Useful Health Tips

How to Transition Your Body to Fall Weather?

How to Transition Your Body to Fall Weather?
September 13
14:07 2018

You know about the body’s circadian rhythm as it adjusts to night and day. You know that staring at your smartphone an hour before bed won’t benefit your sleep quality and that you should keep to regular times for going to bed and waking up.

The long days of summer fade and the evening encroaches into view earlier and earlier. The length of the night grows. As the seasons shift, you must make bodily adjustments to feel your best. That means adjusting your diet, sleep patterns and routines to best suit you as you change seasonally, too. Here’s how to transition your body to fall weather.

Sleep Needs Change Seasonally, Affecting Mood

Sleep Needs Change Seasonally

Some 90 percent experience shifts in mood and energy levels when the seasons change, and most notice this shift during the winter months with the onset of seasonal affective disorder (SAD), a type of seasonal depression that affects day to day life — which also occurs during summer in some sufferers in the form of anxiety spikes. Those experiencing winter blues report needing 1.75 to 2.5 additional hours of sleep every night.

An older study from the nineties took place over four days in which participants spent a day within each of the four seasons. In winter, people tended to go to bed later in the winter, adjusting their sleep along with the variations in exposure to light.
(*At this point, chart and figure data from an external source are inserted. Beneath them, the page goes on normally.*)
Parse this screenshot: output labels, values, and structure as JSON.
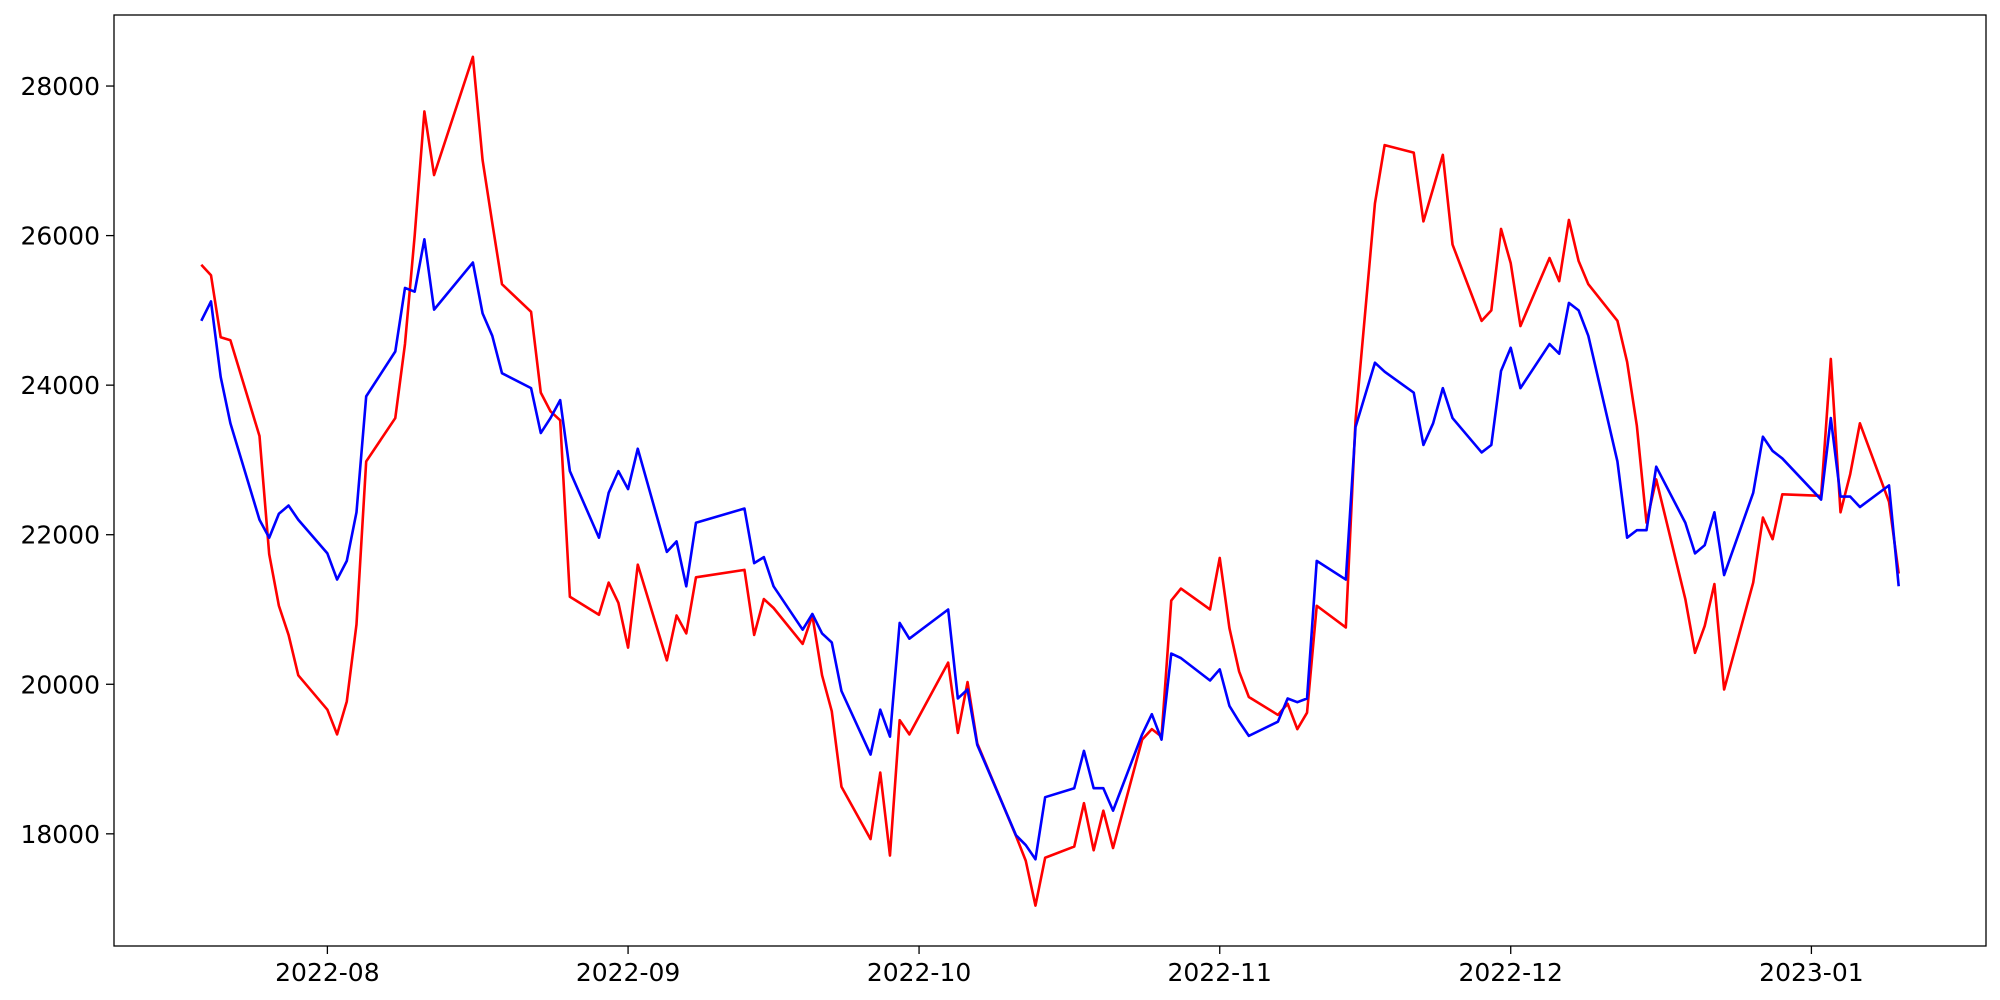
{
  "chart_data": {
    "type": "line",
    "x": [
      "2022-07-19",
      "2022-07-20",
      "2022-07-21",
      "2022-07-22",
      "2022-07-25",
      "2022-07-26",
      "2022-07-27",
      "2022-07-28",
      "2022-07-29",
      "2022-08-01",
      "2022-08-02",
      "2022-08-03",
      "2022-08-04",
      "2022-08-05",
      "2022-08-08",
      "2022-08-09",
      "2022-08-10",
      "2022-08-11",
      "2022-08-12",
      "2022-08-16",
      "2022-08-17",
      "2022-08-18",
      "2022-08-19",
      "2022-08-22",
      "2022-08-23",
      "2022-08-24",
      "2022-08-25",
      "2022-08-26",
      "2022-08-29",
      "2022-08-30",
      "2022-08-31",
      "2022-09-01",
      "2022-09-02",
      "2022-09-05",
      "2022-09-06",
      "2022-09-07",
      "2022-09-08",
      "2022-09-13",
      "2022-09-14",
      "2022-09-15",
      "2022-09-16",
      "2022-09-19",
      "2022-09-20",
      "2022-09-21",
      "2022-09-22",
      "2022-09-23",
      "2022-09-26",
      "2022-09-27",
      "2022-09-28",
      "2022-09-29",
      "2022-09-30",
      "2022-10-04",
      "2022-10-05",
      "2022-10-06",
      "2022-10-07",
      "2022-10-11",
      "2022-10-12",
      "2022-10-13",
      "2022-10-14",
      "2022-10-17",
      "2022-10-18",
      "2022-10-19",
      "2022-10-20",
      "2022-10-21",
      "2022-10-24",
      "2022-10-25",
      "2022-10-26",
      "2022-10-27",
      "2022-10-28",
      "2022-10-31",
      "2022-11-01",
      "2022-11-02",
      "2022-11-03",
      "2022-11-04",
      "2022-11-07",
      "2022-11-08",
      "2022-11-09",
      "2022-11-10",
      "2022-11-11",
      "2022-11-14",
      "2022-11-15",
      "2022-11-17",
      "2022-11-18",
      "2022-11-21",
      "2022-11-22",
      "2022-11-23",
      "2022-11-24",
      "2022-11-25",
      "2022-11-28",
      "2022-11-29",
      "2022-11-30",
      "2022-12-01",
      "2022-12-02",
      "2022-12-05",
      "2022-12-06",
      "2022-12-07",
      "2022-12-08",
      "2022-12-09",
      "2022-12-12",
      "2022-12-13",
      "2022-12-14",
      "2022-12-15",
      "2022-12-16",
      "2022-12-19",
      "2022-12-20",
      "2022-12-21",
      "2022-12-22",
      "2022-12-23",
      "2022-12-26",
      "2022-12-27",
      "2022-12-28",
      "2022-12-29",
      "2023-01-02",
      "2023-01-03",
      "2023-01-04",
      "2023-01-05",
      "2023-01-06",
      "2023-01-09",
      "2023-01-10"
    ],
    "series": [
      {
        "color": "#ff0000",
        "values": [
          25610,
          25470,
          24640,
          24600,
          23320,
          21740,
          21050,
          20660,
          20120,
          19660,
          19330,
          19770,
          20800,
          22980,
          23560,
          24550,
          26000,
          27660,
          26810,
          28390,
          27010,
          26170,
          25350,
          24980,
          23900,
          23650,
          23530,
          21170,
          20930,
          21360,
          21090,
          20490,
          21600,
          20320,
          20920,
          20680,
          21430,
          21530,
          20660,
          21140,
          21020,
          20540,
          20920,
          20120,
          19640,
          18630,
          17930,
          18820,
          17710,
          19520,
          19330,
          20290,
          19350,
          20030,
          19210,
          17970,
          17640,
          17040,
          17680,
          17830,
          18410,
          17780,
          18310,
          17810,
          19260,
          19400,
          19300,
          21120,
          21280,
          21000,
          21690,
          20750,
          20170,
          19830,
          19590,
          19740,
          19400,
          19620,
          21050,
          20760,
          23530,
          26430,
          27210,
          27110,
          26190,
          26630,
          27080,
          25880,
          24860,
          25000,
          26090,
          25630,
          24790,
          25700,
          25390,
          26210,
          25660,
          25350,
          24860,
          24310,
          23460,
          22160,
          22740,
          21140,
          20420,
          20780,
          21340,
          19930,
          21360,
          22230,
          21940,
          22540,
          22520,
          24350,
          22300,
          22810,
          23490,
          22440,
          21480
        ]
      },
      {
        "color": "#0000ff",
        "values": [
          24860,
          25120,
          24110,
          23490,
          22200,
          21960,
          22280,
          22390,
          22200,
          21750,
          21400,
          21650,
          22300,
          23850,
          24450,
          25300,
          25250,
          25950,
          25010,
          25640,
          24960,
          24660,
          24160,
          23960,
          23360,
          23560,
          23800,
          22850,
          21960,
          22560,
          22850,
          22610,
          23150,
          21770,
          21910,
          21310,
          22160,
          22350,
          21620,
          21700,
          21310,
          20730,
          20940,
          20680,
          20560,
          19910,
          19060,
          19660,
          19300,
          20820,
          20610,
          21000,
          19810,
          19930,
          19190,
          17980,
          17850,
          17660,
          18490,
          18610,
          19110,
          18610,
          18610,
          18310,
          19330,
          19600,
          19260,
          20410,
          20350,
          20050,
          20200,
          19710,
          19500,
          19310,
          19500,
          19810,
          19760,
          19810,
          21650,
          21400,
          23440,
          24300,
          24180,
          23900,
          23200,
          23490,
          23960,
          23560,
          23100,
          23200,
          24190,
          24500,
          23960,
          24550,
          24420,
          25100,
          25000,
          24660,
          22980,
          21960,
          22060,
          22060,
          22910,
          22160,
          21750,
          21860,
          22300,
          21460,
          22560,
          23310,
          23120,
          23020,
          22470,
          23560,
          22510,
          22510,
          22370,
          22660,
          21310
        ]
      }
    ],
    "xlim": [
      "2022-07-10",
      "2023-01-19"
    ],
    "xticks": [
      {
        "value": "2022-08-01",
        "label": "2022-08"
      },
      {
        "value": "2022-09-01",
        "label": "2022-09"
      },
      {
        "value": "2022-10-01",
        "label": "2022-10"
      },
      {
        "value": "2022-11-01",
        "label": "2022-11"
      },
      {
        "value": "2022-12-01",
        "label": "2022-12"
      },
      {
        "value": "2023-01-01",
        "label": "2023-01"
      }
    ],
    "ylim": [
      16500,
      28950
    ],
    "yticks": [
      18000,
      20000,
      22000,
      24000,
      26000,
      28000
    ],
    "grid": false
  }
}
A more modern study looked at the long-term effects of sleep-cycle disruption and seasonal shifts in behavior — those with bipolar 2 disorder preferred the evening and had an irregular weekday bed-rise time, revealing that a consistent routine matters for long-term emotional health.

There’s a reason you’re sleepless in the summer — your melatonin secretion, affecting your sleep timing, and core body temperature tends to occur earlier in the evening during winter months. In the summer, your length of light exposure is longer, so more light in the morning impacts your circadian rhythm and shifts your sleep window. Those closer to the equator will not notice much sleep variation at all, but those closer to the poles will — those in Norway may go to bed and rise at earlier times during the summer.

Though the seasons change, their pattern of variation repeats over the years, and how you adjust your sleep seasonally will affect your health in the long run. So, listen to your body, and try shifting your sleep schedule up or down by an hour as the seasons change, particularly as the fall transitions to winter and winter to spring. Light is relatively balanced during the waning summer to fall months, but if you want to stay up 30 minutes later, that’s okay. Adjust your bedtime at least a few days or before clocks “fall back” an hour in November.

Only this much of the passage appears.